We're also trying to help you understand that as we go out through the year, if the low end of the guidance is at $1.1 billion, we do expect that to be the exit run rate of 2016 and the earlier part of 2017, because we anticipate the growth which would be mainly from ex-US markets and principally Europe. That would be in the second half of the year, as I mentioned earlier on the call, a key contributor to that is actually France. So we're still in the same position and the same discussion we had back at JPMorgan.

So Ying on 659, a question on repro tox, we don't have the preclinical repro tox data yet and so the exclusion merely represents the typical caution until we have that data.

Got it. Thank you.

Phil Nadeau, Cowen & Company.

Good afternoon, thanks for taking my questions and fitting me in. Just two, first on Germany, in the past at some point you thought that there was some hesitation among physicians to prescribe ORKAMBI to patients in Germany without a final price. I'm curious whether you think that impediment continues to exist and now that you have the final price will there be an uptick in the use in Germany? That's the first question.

And then the second question is on the study looking at KALYDECO plus tezacaftor versus KALYDECO and placebo, in the residual function patients. Is there any requirement for that study to show a benefit of KALYDECO plus tezacaftor over KALYDECO monotherapy alone or is it really the relevant compare versus placebo in order for that label to secured? Thank you.

It's Stuart here, I'll take your question on Germany. Actually we don't believe that the hesitation to prescribe has been due to uncertainty about the final price that we would agree in Germany. The relatively slow uptake we've seen a Germany I think is due to a couple of things.
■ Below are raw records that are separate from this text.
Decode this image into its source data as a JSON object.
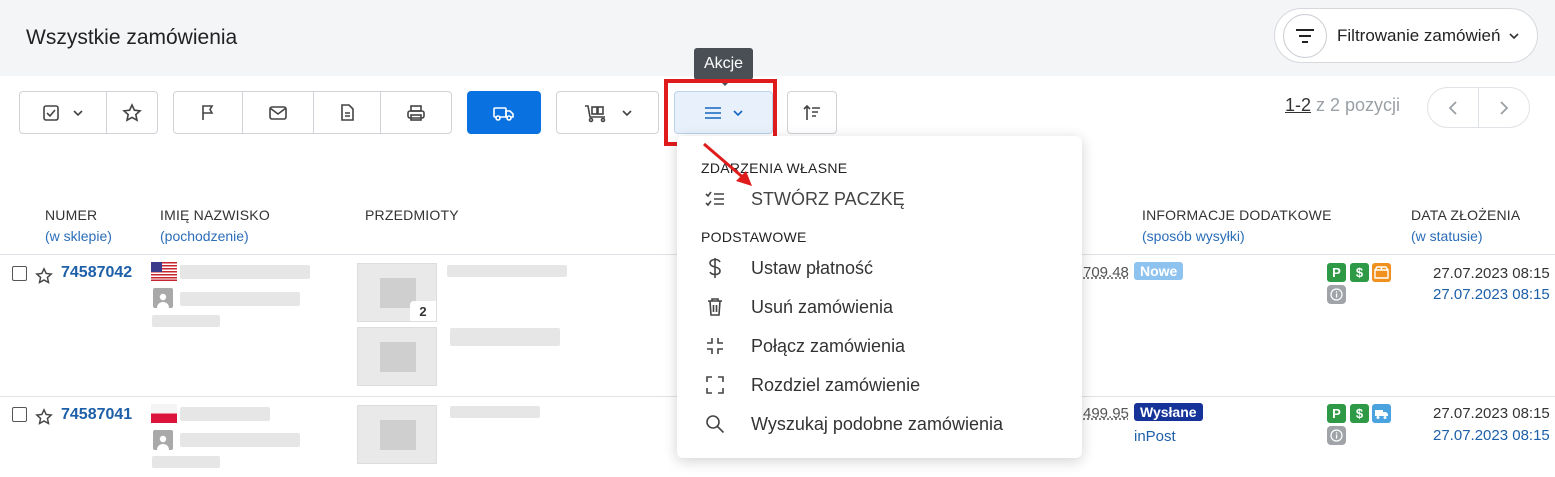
{
  "page": {
    "title": "Wszystkie zamówienia"
  },
  "filter": {
    "label": "Filtrowanie zamówień"
  },
  "tooltip": {
    "text": "Akcje"
  },
  "pagination": {
    "range": "1-2",
    "suffix": " z 2 pozycji"
  },
  "columns": {
    "numer": {
      "title": "NUMER",
      "sub": "(w sklepie)"
    },
    "imie": {
      "title": "IMIĘ NAZWISKO",
      "sub": "(pochodzenie)"
    },
    "przedmioty": {
      "title": "PRZEDMIOTY"
    },
    "info": {
      "title": "INFORMACJE DODATKOWE",
      "sub": "(sposób wysyłki)"
    },
    "data": {
      "title": "DATA ZŁOŻENIA",
      "sub": "(w statusie)"
    }
  },
  "menu": {
    "section1": "ZDARZENIA WŁASNE",
    "section2": "PODSTAWOWE",
    "items": [
      {
        "label": "STWÓRZ PACZKĘ",
        "icon": "checklist-icon"
      },
      {
        "label": "Ustaw płatność",
        "icon": "dollar-icon"
      },
      {
        "label": "Usuń zamówienia",
        "icon": "trash-icon"
      },
      {
        "label": "Połącz zamówienia",
        "icon": "merge-icon"
      },
      {
        "label": "Rozdziel zamówienie",
        "icon": "split-icon"
      },
      {
        "label": "Wyszukaj podobne zamówienia",
        "icon": "search-icon"
      }
    ]
  },
  "orders": [
    {
      "number": "74587042",
      "flag": "US",
      "qty": "2",
      "price": "709.48",
      "status": "Nowe",
      "status_color": "#8fc3ef",
      "shipping": "",
      "date1": "27.07.2023 08:15",
      "date2": "27.07.2023 08:15"
    },
    {
      "number": "74587041",
      "flag": "PL",
      "price": "499.95",
      "status": "Wysłane",
      "status_color": "#16339a",
      "shipping": "inPost",
      "date1": "27.07.2023 08:15",
      "date2": "27.07.2023 08:15"
    }
  ],
  "colors": {
    "primary": "#0a72e0",
    "highlight": "#e01b1b",
    "link": "#1d5fa8",
    "p_badge": "#2e9a46",
    "box_badge": "#f0901e",
    "truck_badge": "#4aa3df",
    "info_badge": "#a0a4a8"
  }
}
Notably the lack of experience, that many senses had with CFTR modulators at the launch of KALYDECO because of the fragmented nature of the market. And because in general a more conservative nature and approach to new medicines in Germany in many -- in that market compared to other markets in Europe.

And so I'm not really expecting the fact we been able to reach a final pricing agreement with the German authorities significantly changed the perception of ORKAMBI in the eyes of German physicians.

This is Jeff on your 661 residual function question, with each of the arms KALYDECO monotherapy and 661 plus KALYDECO will be compared to the placebo arm and in terms of what would be required to get approvals, it's really going to depend on the profiles of each of those.

It's not only about efficacy, it's about tolerability, it's about the overall profile. So when we see the data I think we will be able to give you a pretty good sense which directions we're going to take there.

Great thanks for taking my questions.

Now we will conclude our call. This is Michael Partridge. Thanks for your questions tonight. Thanks for tuning in. The Investor Relations Team is available for any follow-up that you have after the call. Enjoy the rest of your evening.

Ladies and gentlemen, thank you for your participation in today's conference. This does conclude the program and you may now disconnect.